In the case of an alternative investment offering, Straight Through Processing enables issuers and advisors to collect investor information, verify their identity, deliver signature-ready subscription documents, and transfer funds. Even back-office compliance, typically a highly manual process, can be partially automated. A good automation solution will include an information collection workflow, electronic signature technology with bank-grade security, secure cloud storage with file-sharing capabilities, and API and integration features to connect with your existing tools and services.
Creating subscription documents involves handling a lot of sensitive information, from social security numbers, to bank account and routing numbers, and more. Using mail, fax, and even standard email to send these documents back and forth subjects all parties involved to risks of information loss or exposure. The loss, destruction, or disclosure of such sensitive information, even if by accident, can lead to serious consequences, including regulatory penalties, fines, and litigation from investors.
Straight Through Processing solutions transfer information between parties via secure workflows and encrypted document sharing. Including cloud storage can also reduce or eliminate the need for expensive and potentially vulnerable physical storage solutions.
Information Collection Workflow – Rather than investors visually scanning documents for the applicable blanks to fill out, opt for a user-friendly workflow that collects information and automatically populates subscription documents with the necessary data.
Electronic Signatures – Once investor information is mapped to the subscription documents, electronic signature technology allows the document to be automatically sent to the investor’s inbox where it can be reviewed and signed without ever needing to be printed.
Secure Cloud Storage – Standard email is not secure enough for the exchange of financial information. Cloud-based file sharing software allows users to securely and compliantly store and share sensitive documents. Advisors and potential investors can be invited to access files through a secure folder with restricted access.

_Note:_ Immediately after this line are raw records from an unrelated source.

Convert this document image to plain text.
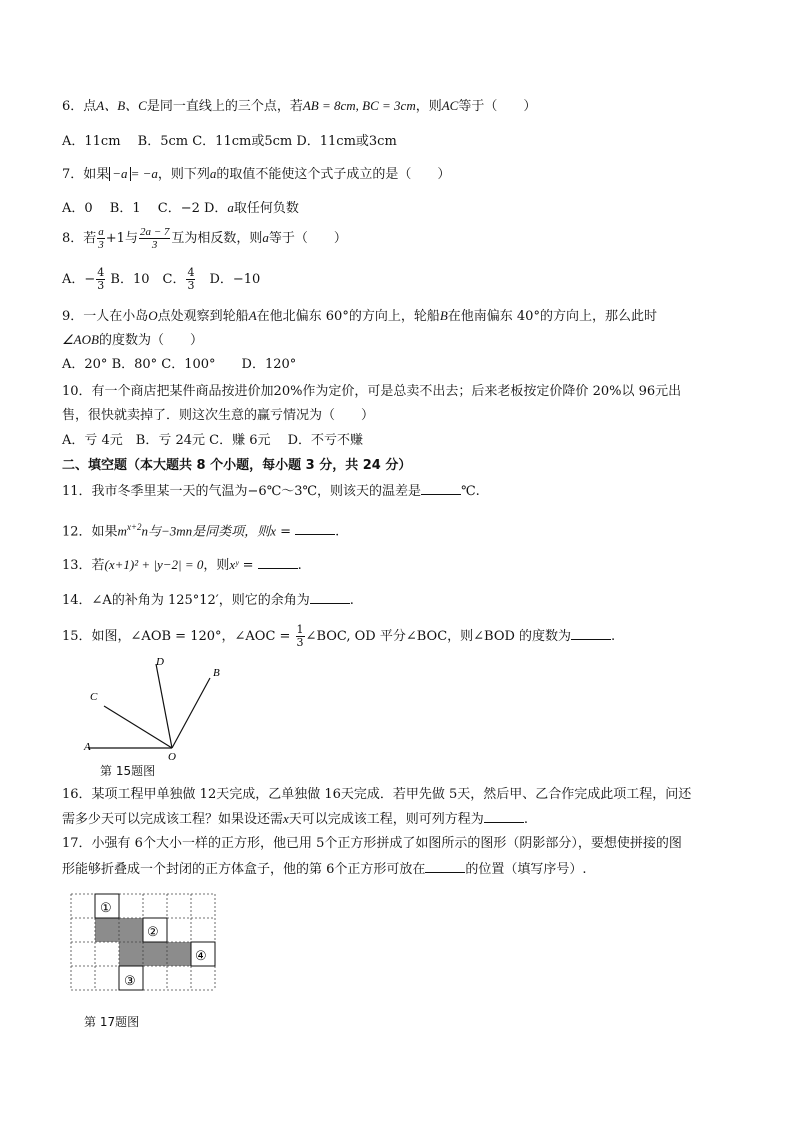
6．点A、B、C是同一直线上的三个点，若AB = 8cm, BC = 3cm，则AC等于（　　）
A．11cm　 B．5cm C．11cm或5cm D．11cm或3cm
7．如果 −a = −a，则下列a的取值不能使这个式子成立的是（　　）
A．0　 B．1　 C．−2 D．a取任何负数
8．若 $\frac{a}{3} +1$与 $\frac{2a - 7}{3}$ 互为相反数，则a等于（　　）
A．− $\frac{4}{3}$ B．10　C． $\frac{4}{3}$ 　D．−10
9．一人在小岛O点处观察到轮船A在他北偏东 60°的方向上，轮船B在他南偏东 40°的方向上，那么此时
∠AOB的度数为（　　）
A．20° B．80° C．100°　　D．120°
10．有一个商店把某件商品按进价加20%作为定价，可是总卖不出去；后来老板按定价降价 20%以 96元出
售，很快就卖掉了．则这次生意的赢亏情况为（　　）
A．亏 4元　B．亏 24元 C．赚 6元　 D．不亏不赚
二、填空题（本大题共 8 个小题，每小题 3 分，共 24 分）
11．我市冬季里某一天的气温为−6℃～3℃，则该天的温差是	℃.
12．如果$m^{x+2}n$与−3mn是同类项，则x =	.
13．若(x+1)² + |y−2| = 0，则xʸ =	.
14．∠A的补角为 125°12′，则它的余角为	.
15．如图，∠AOB = 120°，∠AOC = $\frac{1}{3}$ ∠BOC, OD 平分∠BOC，则∠BOD 的度数为	.
D
B
C
A
O
第 15题图
16．某项工程甲单独做 12天完成，乙单独做 16天完成．若甲先做 5天，然后甲、乙合作完成此项工程，问还
需多少天可以完成该工程？如果设还需x天可以完成该工程，则可列方程为	.
17．小强有 6个大小一样的正方形，他已用 5个正方形拼成了如图所示的图形（阴影部分），要想使拼接的图
形能够折叠成一个封闭的正方体盒子，他的第 6个正方形可放在	的位置（填写序号）.
①
②
③
④
第 17题图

API and Integration – Technology solutions must be able to integrate with your existing tools, external services, and vendors. Look for an open architecture platform that can connect with fund administrators, transfer agents, custodians, or other service providers.

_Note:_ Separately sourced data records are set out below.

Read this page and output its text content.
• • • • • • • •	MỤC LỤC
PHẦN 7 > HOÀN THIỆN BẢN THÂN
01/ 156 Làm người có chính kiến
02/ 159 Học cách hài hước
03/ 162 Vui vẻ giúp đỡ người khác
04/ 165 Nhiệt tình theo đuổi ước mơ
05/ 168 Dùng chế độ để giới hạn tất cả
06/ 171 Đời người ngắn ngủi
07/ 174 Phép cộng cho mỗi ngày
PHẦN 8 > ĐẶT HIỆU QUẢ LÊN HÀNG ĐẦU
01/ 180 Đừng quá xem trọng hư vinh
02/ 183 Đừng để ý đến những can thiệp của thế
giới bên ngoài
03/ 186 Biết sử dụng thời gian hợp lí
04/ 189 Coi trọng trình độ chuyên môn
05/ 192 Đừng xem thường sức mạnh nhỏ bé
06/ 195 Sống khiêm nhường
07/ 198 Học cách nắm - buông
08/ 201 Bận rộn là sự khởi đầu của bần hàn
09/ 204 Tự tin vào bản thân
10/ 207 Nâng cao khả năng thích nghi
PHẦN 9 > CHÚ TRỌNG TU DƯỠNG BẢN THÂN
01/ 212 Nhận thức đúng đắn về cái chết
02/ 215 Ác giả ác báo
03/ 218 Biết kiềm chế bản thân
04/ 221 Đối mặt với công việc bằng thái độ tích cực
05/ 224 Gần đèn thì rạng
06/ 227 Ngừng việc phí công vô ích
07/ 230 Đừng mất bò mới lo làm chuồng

Some securities industry participants and their advisors are hesitant about the legality of electronically-facilitated transactions. However, The North American Securities Administrators Association (NASAA) has set forth a statement of policy specifically addressing its suggested requirements to administer securities sales online. The NASAA policy incorporates and supplements federal and uniform acts regarding electronic signatures. While the NASAA policy is not itself binding, states are adopting these standards into their respective securities regulations. Regulators are accepting that automation is coming and that electronic transactions are allowed if the technology and processes meet basic legal requirements.
The leading electronic signature provider, DocuSign, has bank-grade security features, is certified to work with financial services, and is trusted by some of the largest institutions in the industry. Most subscription automation solutions will have DocuSign or a similar service integrated into their technology offering.